As cities get smarter and more data-oriented, a big question looms: how effectively can data be used for infrastructure asset management, where data is often limited and low-quality, especially in smaller municipalities?

A recent paper in the Journal of Transportation Engineering explores the accuracy of various types of algorithms at predicting deterioration of asphalt roads.

From the paper:

Using an example of a data set containing roads in the US and Canada, this study showcased the value of data analytics in infrastructure asset management and decision making. Predicting the deterioration in PCI was used as the case example in this study because of its popularity among municipalities in Ontario. The study compared GBT, random forest classifier, and naïve Bayes coupled with kernels. It was shown that only with affordable (and circumstantial and noncausal) data, the algorithms were able to predict deterioration with high accuracy. The data were segmented multiple times and according to different rationales. The algorithm parameters were also altered several times. This helped in analyzing the reasons for accuracy variations. Consequently, several tips were discussed for enhancing accuracy in practice and in future studies. Of particular interest is the performance of two examples of ensemble learning algorithms: random forest and GBT. The accuracy of GBT and random forest was boosted by 25% and 10%, respectively, compared with their base learner.
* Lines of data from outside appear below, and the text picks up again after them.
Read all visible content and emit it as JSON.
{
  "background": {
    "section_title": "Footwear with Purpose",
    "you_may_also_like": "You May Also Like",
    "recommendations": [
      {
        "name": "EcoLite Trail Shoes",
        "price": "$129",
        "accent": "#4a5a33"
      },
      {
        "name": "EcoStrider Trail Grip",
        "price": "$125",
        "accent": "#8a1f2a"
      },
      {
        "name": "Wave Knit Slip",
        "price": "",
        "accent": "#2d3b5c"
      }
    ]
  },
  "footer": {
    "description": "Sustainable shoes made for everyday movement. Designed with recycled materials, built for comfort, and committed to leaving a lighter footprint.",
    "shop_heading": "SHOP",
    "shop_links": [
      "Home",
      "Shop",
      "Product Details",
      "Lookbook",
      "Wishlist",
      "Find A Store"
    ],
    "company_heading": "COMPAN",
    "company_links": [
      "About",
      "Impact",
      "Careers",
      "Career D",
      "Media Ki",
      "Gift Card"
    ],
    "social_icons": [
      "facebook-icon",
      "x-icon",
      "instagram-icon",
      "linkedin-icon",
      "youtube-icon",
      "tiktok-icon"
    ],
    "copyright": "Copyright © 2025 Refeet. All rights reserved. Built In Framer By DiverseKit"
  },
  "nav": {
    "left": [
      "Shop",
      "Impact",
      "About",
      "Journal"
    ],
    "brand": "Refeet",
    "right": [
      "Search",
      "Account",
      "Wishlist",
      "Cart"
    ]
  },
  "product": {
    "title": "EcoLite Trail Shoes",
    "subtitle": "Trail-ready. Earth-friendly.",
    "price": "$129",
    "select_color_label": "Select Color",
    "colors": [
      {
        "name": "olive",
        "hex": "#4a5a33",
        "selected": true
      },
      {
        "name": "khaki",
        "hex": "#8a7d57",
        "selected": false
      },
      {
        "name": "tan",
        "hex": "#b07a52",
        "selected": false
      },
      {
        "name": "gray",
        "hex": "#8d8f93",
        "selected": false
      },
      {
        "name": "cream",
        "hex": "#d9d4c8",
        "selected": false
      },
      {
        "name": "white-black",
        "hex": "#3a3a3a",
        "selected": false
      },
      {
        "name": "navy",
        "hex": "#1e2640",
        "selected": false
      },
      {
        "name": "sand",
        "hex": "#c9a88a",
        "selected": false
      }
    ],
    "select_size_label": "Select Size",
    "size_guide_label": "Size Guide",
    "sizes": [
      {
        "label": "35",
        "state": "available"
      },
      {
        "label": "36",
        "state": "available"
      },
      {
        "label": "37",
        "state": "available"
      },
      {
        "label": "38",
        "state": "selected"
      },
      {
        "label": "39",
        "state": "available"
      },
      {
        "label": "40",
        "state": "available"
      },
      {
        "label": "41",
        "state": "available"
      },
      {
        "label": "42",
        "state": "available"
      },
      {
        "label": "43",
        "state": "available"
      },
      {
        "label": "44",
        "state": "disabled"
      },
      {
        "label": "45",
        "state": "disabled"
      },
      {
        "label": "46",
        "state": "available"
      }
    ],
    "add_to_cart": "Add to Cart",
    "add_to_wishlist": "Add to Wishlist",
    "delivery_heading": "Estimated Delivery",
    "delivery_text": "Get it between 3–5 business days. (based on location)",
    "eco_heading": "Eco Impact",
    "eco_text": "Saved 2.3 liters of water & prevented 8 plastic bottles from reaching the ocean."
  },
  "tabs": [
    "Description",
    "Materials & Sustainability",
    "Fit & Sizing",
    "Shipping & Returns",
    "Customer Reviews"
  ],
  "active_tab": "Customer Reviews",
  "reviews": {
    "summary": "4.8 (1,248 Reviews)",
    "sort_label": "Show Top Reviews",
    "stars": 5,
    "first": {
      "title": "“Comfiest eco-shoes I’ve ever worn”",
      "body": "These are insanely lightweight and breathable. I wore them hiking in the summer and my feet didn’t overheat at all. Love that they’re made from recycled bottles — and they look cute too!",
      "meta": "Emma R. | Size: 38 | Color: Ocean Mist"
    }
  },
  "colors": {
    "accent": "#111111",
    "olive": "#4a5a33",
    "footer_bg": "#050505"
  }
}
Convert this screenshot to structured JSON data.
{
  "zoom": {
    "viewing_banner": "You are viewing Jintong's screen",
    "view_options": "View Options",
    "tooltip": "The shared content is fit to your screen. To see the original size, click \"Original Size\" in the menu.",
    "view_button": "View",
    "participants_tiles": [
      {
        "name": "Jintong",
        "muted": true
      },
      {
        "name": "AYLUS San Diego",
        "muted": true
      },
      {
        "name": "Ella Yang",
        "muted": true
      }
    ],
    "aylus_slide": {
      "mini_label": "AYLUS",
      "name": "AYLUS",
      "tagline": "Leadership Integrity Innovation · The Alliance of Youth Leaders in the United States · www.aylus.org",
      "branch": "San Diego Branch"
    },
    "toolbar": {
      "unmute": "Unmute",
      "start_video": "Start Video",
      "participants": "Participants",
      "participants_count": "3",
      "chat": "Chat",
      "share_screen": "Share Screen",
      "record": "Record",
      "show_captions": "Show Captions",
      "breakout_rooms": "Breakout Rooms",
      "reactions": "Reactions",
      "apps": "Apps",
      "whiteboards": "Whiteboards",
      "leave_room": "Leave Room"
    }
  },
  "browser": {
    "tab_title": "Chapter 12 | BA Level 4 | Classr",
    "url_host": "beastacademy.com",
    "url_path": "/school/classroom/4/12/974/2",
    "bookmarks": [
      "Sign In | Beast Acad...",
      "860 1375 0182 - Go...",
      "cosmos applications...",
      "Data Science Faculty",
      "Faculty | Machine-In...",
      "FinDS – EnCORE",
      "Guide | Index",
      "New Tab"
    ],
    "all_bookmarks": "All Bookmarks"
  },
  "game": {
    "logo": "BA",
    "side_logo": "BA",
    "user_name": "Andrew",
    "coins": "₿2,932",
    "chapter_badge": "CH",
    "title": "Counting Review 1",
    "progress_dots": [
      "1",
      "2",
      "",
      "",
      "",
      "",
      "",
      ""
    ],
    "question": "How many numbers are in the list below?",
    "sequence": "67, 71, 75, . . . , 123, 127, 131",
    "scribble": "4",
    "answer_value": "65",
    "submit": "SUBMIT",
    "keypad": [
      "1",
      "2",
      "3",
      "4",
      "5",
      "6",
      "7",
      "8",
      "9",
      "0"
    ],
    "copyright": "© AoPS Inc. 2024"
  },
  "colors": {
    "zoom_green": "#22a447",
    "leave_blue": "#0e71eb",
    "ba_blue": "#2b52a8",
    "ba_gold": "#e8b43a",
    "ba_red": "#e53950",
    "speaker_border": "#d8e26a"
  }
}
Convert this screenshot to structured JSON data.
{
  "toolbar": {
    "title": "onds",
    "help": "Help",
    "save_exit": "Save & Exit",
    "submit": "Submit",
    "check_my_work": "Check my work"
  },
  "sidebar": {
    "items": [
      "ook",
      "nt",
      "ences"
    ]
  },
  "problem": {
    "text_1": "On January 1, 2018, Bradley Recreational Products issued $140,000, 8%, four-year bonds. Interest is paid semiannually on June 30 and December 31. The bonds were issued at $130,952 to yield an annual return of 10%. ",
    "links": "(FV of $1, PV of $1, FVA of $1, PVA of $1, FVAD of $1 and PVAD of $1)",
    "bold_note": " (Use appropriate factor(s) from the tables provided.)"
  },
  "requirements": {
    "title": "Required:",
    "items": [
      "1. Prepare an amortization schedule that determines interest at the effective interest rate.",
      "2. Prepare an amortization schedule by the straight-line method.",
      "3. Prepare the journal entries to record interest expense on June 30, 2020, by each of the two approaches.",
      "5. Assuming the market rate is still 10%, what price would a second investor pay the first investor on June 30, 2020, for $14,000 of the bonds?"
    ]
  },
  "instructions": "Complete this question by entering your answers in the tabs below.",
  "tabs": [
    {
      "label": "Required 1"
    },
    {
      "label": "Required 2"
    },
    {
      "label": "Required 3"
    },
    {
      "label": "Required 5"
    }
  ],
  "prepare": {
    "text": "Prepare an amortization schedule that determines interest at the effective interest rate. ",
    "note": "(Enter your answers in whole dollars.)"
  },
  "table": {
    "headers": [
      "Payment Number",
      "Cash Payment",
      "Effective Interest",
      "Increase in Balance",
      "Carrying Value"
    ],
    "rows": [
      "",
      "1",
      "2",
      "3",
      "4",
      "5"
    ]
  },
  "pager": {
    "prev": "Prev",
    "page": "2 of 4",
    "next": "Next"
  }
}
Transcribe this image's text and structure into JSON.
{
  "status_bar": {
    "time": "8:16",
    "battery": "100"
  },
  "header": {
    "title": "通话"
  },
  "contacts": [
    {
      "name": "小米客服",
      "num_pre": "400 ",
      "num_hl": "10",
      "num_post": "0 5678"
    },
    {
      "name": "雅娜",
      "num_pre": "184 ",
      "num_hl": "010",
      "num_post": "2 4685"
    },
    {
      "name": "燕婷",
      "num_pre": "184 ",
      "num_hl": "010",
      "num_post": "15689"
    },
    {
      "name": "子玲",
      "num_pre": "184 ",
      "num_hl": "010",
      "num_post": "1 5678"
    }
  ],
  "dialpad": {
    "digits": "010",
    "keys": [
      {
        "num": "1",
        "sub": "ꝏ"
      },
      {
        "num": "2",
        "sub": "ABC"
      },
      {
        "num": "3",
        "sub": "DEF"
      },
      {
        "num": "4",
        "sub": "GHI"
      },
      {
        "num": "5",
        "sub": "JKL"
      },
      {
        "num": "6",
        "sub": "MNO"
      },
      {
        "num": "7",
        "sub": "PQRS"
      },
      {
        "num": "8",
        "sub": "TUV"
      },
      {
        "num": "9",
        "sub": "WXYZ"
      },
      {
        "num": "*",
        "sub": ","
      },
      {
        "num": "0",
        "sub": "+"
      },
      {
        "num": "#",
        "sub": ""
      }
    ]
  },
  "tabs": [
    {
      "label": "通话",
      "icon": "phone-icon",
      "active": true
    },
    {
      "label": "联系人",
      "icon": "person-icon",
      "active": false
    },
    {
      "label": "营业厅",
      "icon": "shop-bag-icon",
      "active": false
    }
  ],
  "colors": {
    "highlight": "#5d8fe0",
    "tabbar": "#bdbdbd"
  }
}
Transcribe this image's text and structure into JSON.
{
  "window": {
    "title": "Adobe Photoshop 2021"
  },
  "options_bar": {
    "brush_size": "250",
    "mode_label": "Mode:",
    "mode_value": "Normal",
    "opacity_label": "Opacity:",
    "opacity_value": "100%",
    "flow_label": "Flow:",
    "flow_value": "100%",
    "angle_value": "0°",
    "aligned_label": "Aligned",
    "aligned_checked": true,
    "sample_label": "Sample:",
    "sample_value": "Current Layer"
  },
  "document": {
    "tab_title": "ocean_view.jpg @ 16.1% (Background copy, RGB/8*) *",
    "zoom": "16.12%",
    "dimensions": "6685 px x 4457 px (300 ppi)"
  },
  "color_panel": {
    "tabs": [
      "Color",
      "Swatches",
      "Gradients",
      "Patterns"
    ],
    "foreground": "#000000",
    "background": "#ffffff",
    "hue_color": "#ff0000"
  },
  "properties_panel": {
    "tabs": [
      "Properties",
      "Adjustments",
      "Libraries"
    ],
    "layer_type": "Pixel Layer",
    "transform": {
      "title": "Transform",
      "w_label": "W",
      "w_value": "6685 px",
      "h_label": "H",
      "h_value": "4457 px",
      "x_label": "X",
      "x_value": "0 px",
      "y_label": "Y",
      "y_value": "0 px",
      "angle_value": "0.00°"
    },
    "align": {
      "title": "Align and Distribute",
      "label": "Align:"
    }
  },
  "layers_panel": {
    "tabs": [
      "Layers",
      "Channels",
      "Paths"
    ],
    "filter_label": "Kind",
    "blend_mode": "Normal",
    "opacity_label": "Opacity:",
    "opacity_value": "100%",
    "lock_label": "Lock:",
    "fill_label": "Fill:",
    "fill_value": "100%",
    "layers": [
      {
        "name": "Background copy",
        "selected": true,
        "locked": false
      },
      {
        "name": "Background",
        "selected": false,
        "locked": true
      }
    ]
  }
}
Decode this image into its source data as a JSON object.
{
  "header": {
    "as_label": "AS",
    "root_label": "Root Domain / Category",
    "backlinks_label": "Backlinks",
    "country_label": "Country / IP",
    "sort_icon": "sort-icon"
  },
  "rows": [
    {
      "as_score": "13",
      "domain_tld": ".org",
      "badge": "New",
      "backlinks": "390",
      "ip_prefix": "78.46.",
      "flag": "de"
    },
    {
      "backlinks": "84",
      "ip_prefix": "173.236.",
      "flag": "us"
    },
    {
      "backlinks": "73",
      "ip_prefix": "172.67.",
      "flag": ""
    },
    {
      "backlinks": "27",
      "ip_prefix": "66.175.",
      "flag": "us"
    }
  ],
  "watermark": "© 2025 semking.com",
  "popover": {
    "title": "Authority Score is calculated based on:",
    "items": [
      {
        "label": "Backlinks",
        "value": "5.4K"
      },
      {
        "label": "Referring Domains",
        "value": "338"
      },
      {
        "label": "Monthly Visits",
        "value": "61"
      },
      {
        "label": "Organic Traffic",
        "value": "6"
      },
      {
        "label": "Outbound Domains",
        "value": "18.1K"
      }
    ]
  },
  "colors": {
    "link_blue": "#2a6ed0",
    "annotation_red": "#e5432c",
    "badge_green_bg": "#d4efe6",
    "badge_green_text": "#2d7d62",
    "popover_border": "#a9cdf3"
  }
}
Other methods of learning, such as k-NN (a lazy learner), were investigated as well. The impact of data normalization was tested on k-NN, and it was observed that normalization increased the cross-validation accuracy by at least 10%. Furthermore, kernel density estimates were used to increase the accuracy of the naïve Bayes classifier (instead of a generic Gaussian distribution). It was observed that the accuracy of naïve Bayes classifier was boosted dramatically by using more realistic density estimates.